The type of terrarium we recognize today was invented by a London physician named Dr. N. B. Ward in the Victorian age (mid-1800s). He wanted to grow ferns but wasn’t having much luck when he noticed that a baby fern was growing inside a closed bottle. He watched it for four years and never watered it and later developed large containers for growing plants indoors. The containers were even called Wardian cases.
How Do Terrariums Work?
So how is it possible to keep plants alive in a glass case even though they are rarely watered or fed? The answer is that the environment inside the terrarium is the same as the natural environment at work in the world as a whole. In this case, we are mainly talking about a closed terrarium. This cycle is concerned with three things: photosynthesis, respiration, and the water cycle.

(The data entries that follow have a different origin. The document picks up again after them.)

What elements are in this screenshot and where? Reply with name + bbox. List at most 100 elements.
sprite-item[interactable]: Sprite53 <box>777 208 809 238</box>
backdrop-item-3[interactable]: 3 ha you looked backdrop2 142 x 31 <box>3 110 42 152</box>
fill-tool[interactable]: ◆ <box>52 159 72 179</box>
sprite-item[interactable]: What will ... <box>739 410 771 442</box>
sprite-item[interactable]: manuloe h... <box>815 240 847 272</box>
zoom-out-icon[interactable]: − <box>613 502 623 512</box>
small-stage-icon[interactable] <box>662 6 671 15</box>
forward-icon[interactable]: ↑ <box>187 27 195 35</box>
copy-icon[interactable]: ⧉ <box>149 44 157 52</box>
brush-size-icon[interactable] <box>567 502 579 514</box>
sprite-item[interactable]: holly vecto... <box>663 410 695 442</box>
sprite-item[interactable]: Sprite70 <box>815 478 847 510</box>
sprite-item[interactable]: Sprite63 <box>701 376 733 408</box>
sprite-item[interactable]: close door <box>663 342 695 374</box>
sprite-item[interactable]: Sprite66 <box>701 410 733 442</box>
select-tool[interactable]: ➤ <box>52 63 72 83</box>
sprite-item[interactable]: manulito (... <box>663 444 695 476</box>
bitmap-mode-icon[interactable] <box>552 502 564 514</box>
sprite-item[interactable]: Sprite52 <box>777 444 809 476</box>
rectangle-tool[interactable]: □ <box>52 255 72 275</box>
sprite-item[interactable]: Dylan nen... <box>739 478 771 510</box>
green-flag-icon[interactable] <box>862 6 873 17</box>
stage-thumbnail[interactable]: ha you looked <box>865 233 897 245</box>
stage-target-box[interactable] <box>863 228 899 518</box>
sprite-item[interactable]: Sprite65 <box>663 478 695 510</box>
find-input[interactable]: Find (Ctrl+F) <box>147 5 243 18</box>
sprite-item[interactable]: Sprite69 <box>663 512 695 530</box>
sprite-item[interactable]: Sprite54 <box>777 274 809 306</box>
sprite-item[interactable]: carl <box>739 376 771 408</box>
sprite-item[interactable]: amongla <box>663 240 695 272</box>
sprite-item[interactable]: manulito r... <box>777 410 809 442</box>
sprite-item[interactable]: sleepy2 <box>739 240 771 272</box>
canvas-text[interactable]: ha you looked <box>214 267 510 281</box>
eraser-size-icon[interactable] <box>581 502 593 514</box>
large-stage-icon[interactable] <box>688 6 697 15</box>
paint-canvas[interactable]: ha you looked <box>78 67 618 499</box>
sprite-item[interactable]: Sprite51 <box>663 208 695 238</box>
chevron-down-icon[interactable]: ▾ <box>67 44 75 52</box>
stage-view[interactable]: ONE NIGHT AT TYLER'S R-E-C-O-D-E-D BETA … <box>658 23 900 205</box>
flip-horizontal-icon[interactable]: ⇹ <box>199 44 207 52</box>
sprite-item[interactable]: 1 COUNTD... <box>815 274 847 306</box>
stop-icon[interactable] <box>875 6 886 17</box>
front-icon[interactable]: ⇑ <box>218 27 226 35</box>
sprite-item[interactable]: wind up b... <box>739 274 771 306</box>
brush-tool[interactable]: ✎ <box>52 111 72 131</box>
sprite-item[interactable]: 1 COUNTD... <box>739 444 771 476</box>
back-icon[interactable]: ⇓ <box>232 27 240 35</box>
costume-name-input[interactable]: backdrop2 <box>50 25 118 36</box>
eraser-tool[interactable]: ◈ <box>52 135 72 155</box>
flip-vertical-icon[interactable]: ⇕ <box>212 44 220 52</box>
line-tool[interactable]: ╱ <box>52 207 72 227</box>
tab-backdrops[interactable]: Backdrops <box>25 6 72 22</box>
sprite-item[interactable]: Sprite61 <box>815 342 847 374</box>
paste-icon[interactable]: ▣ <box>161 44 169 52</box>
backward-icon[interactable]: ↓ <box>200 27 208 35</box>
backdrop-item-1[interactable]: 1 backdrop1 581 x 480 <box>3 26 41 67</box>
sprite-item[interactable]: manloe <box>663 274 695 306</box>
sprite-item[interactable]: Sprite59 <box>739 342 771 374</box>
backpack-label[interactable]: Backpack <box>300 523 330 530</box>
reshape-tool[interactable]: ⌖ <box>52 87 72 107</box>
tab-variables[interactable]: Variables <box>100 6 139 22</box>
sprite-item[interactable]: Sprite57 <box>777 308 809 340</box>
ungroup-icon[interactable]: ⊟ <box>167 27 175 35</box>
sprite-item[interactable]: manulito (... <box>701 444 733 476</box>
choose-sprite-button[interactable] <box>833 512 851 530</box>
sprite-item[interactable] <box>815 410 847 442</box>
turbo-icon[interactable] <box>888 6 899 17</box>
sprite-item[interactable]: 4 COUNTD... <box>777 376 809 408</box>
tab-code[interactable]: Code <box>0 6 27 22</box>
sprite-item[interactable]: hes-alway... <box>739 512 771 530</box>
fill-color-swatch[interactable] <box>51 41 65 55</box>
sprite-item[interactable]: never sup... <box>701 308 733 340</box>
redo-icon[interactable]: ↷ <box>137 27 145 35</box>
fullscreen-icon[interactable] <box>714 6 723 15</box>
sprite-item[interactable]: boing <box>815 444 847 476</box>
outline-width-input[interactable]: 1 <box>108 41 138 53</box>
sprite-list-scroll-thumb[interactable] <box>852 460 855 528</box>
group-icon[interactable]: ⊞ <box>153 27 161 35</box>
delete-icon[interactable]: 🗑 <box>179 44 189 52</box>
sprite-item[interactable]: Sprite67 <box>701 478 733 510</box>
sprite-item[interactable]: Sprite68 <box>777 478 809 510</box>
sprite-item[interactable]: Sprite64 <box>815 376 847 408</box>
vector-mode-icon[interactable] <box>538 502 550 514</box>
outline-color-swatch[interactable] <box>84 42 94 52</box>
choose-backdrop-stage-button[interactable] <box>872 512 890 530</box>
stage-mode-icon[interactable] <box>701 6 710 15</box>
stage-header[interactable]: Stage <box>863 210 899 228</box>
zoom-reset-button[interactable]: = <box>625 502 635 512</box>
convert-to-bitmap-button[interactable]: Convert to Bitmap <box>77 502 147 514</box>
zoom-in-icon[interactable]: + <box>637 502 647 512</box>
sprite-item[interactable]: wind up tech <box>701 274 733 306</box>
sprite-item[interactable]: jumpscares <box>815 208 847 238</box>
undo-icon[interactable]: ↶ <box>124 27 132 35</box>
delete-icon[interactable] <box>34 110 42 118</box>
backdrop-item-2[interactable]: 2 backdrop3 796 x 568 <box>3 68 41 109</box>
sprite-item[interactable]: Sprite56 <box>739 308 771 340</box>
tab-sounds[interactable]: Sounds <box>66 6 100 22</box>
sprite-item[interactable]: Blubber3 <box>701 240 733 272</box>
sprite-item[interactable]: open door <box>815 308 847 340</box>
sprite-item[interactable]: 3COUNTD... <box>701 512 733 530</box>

How Does a Terrarium Manage Water?
Water recycling is the last part of the system. There are four parts to the water cycle: evaporation, condensation, precipitation, and collection. In a closed terrarium container, you will carefully water the first time. The water will be taken up by the plants through the roots.
Eventually, it will be released in the form of water vapor (evaporation). You can see the vapor when it condenses and ends up on the sides of the glass container (condensation and precipitation). Once there, it will make its way back down to the roots (collection) and start the whole process over again. That’s why you only need to water a terrarium a few times a year.